Using the Poisson summation formula (the sums and integrals run over all integers/reals):
$$\sum \limits_{n} f(n)= \sum \limits_{n} \hat{f}(n) = \sum \limits_{n} \int f(t) e^{-2\pi i n t} dt \\
= \sum \limits_{n} \int e^{-a \left( t-\frac{b-2\pi in}{2a} \right)^2}e^{\frac{(b-2\pi in)^2}{4a}} dt\\
$$ (completing the square)
$$
=\sum \limits_{n} e^{\frac{(b-2\pi in)^2}{4a}} \int e^{-a \left( t-\frac{b-2\pi in}{2a} \right)^2} dt \\
= \sqrt{\frac{\pi}{a}}\sum \limits_{n} e^{\frac{(b-2\pi in)^2}{4a}}
$$
Here I used the general Gaussian integral, a nontrivial result from complex analysis.

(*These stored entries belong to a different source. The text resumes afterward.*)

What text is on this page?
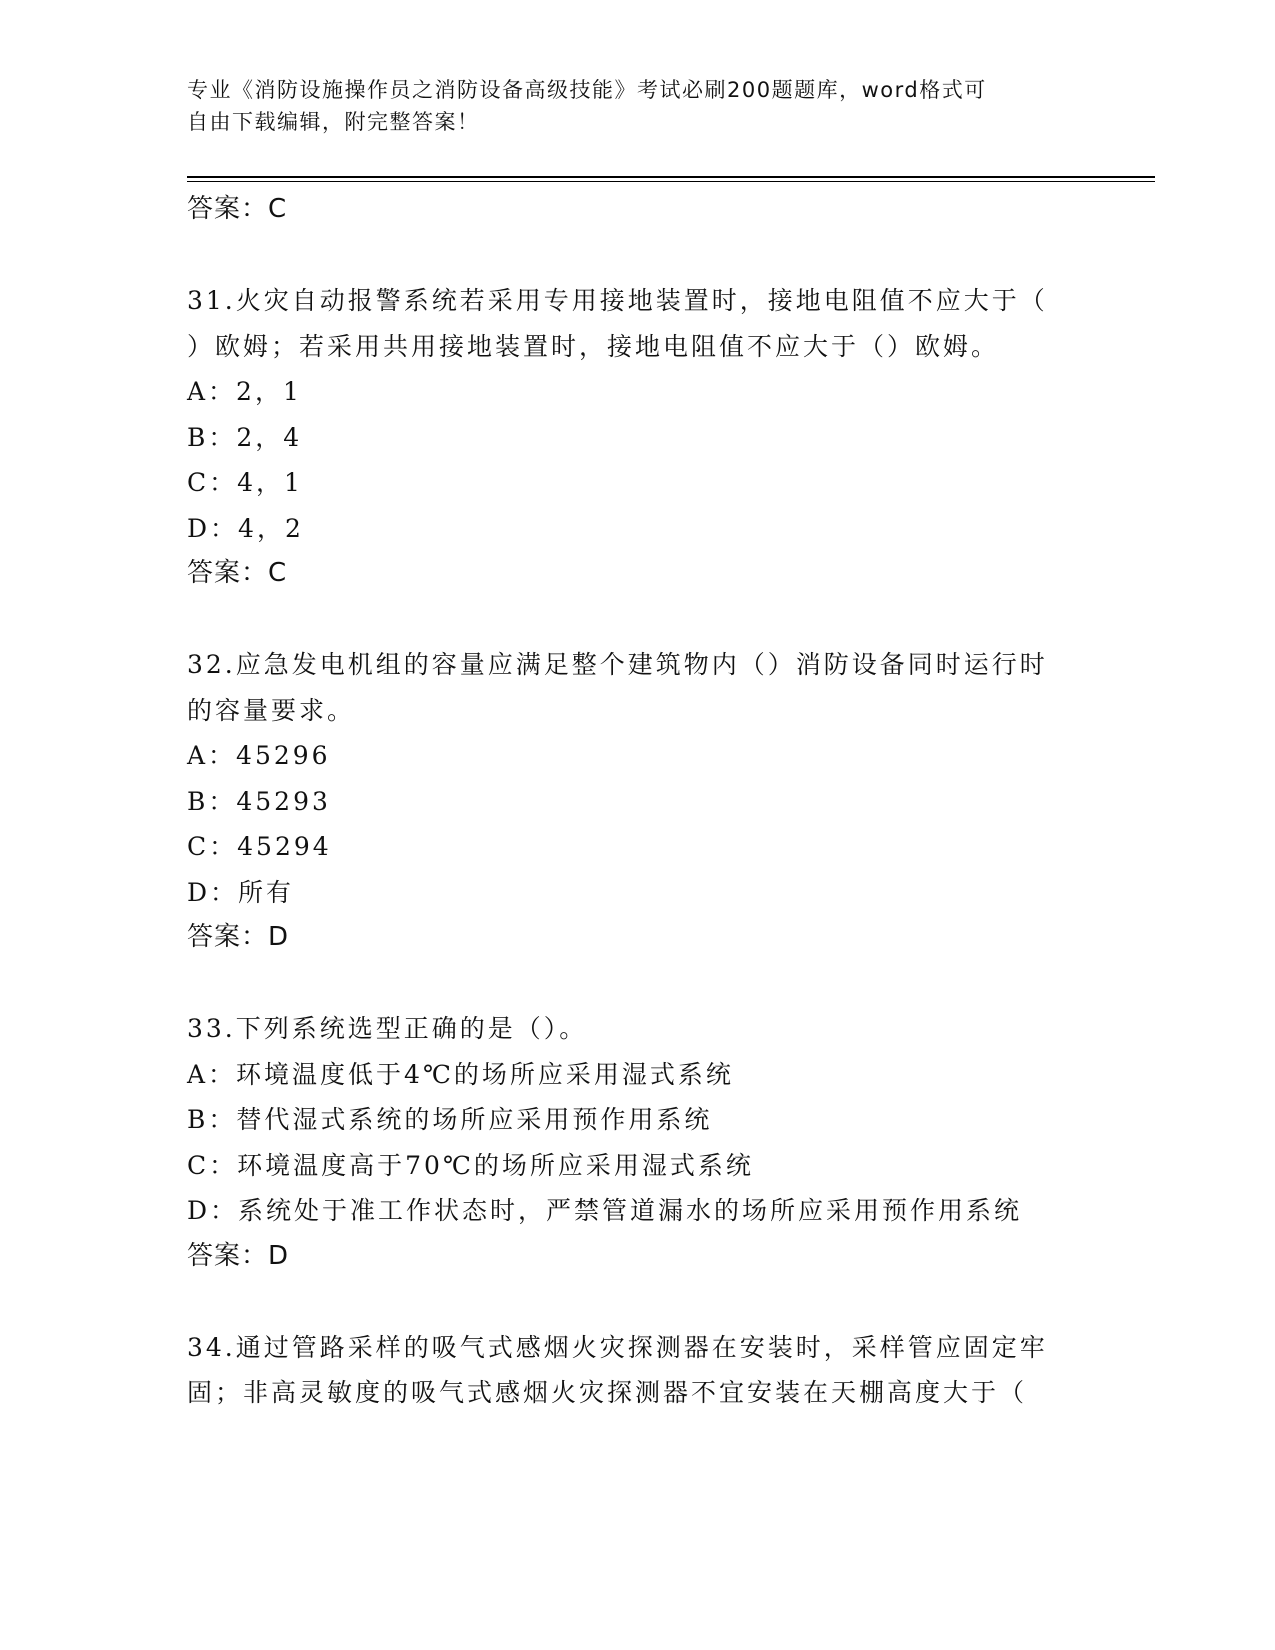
专业《消防设施操作员之消防设备高级技能》考试必刷200题题库，word格式可
自由下载编辑，附完整答案！
答案：C
31.火灾自动报警系统若采用专用接地装置时，接地电阻值不应大于（
）欧姆；若采用共用接地装置时，接地电阻值不应大于（）欧姆。
A：2，1
B：2，4
C：4，1
D：4，2
答案：C
32.应急发电机组的容量应满足整个建筑物内（）消防设备同时运行时
的容量要求。
A：45296
B：45293
C：45294
D：所有
答案：D
33.下列系统选型正确的是（）。
A：环境温度低于4℃的场所应采用湿式系统
B：替代湿式系统的场所应采用预作用系统
C：环境温度高于70℃的场所应采用湿式系统
D：系统处于准工作状态时，严禁管道漏水的场所应采用预作用系统
答案：D
34.通过管路采样的吸气式感烟火灾探测器在安装时，采样管应固定牢
固；非高灵敏度的吸气式感烟火灾探测器不宜安装在天棚高度大于（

A relevant question is this one.
So we obtain
$$
\sum \limits_{n} f(n) =
\sqrt{\frac{\pi}{a}} e^{\frac{b^2}{4a}} \sum \limits_{n} e^{\frac{-\pi^2 n^2}{a}} e^{\frac{-i \pi n b}{a}} = \sqrt{\frac{\pi}{a}} e^{\frac{b^2}{4a}} \vartheta_3 \left(-\frac{\pi b}{2a},e^{-\pi^2/a}\right) $$
as desired.
The last line follows by comparing our expression with Mathematica's definition
$ \vartheta_3(u,q) = \sum \limits_{n} q^{n^2} e^{2 i n u}.$ This seems to differ somewhat from your answer, but that is probably a difference in definitions.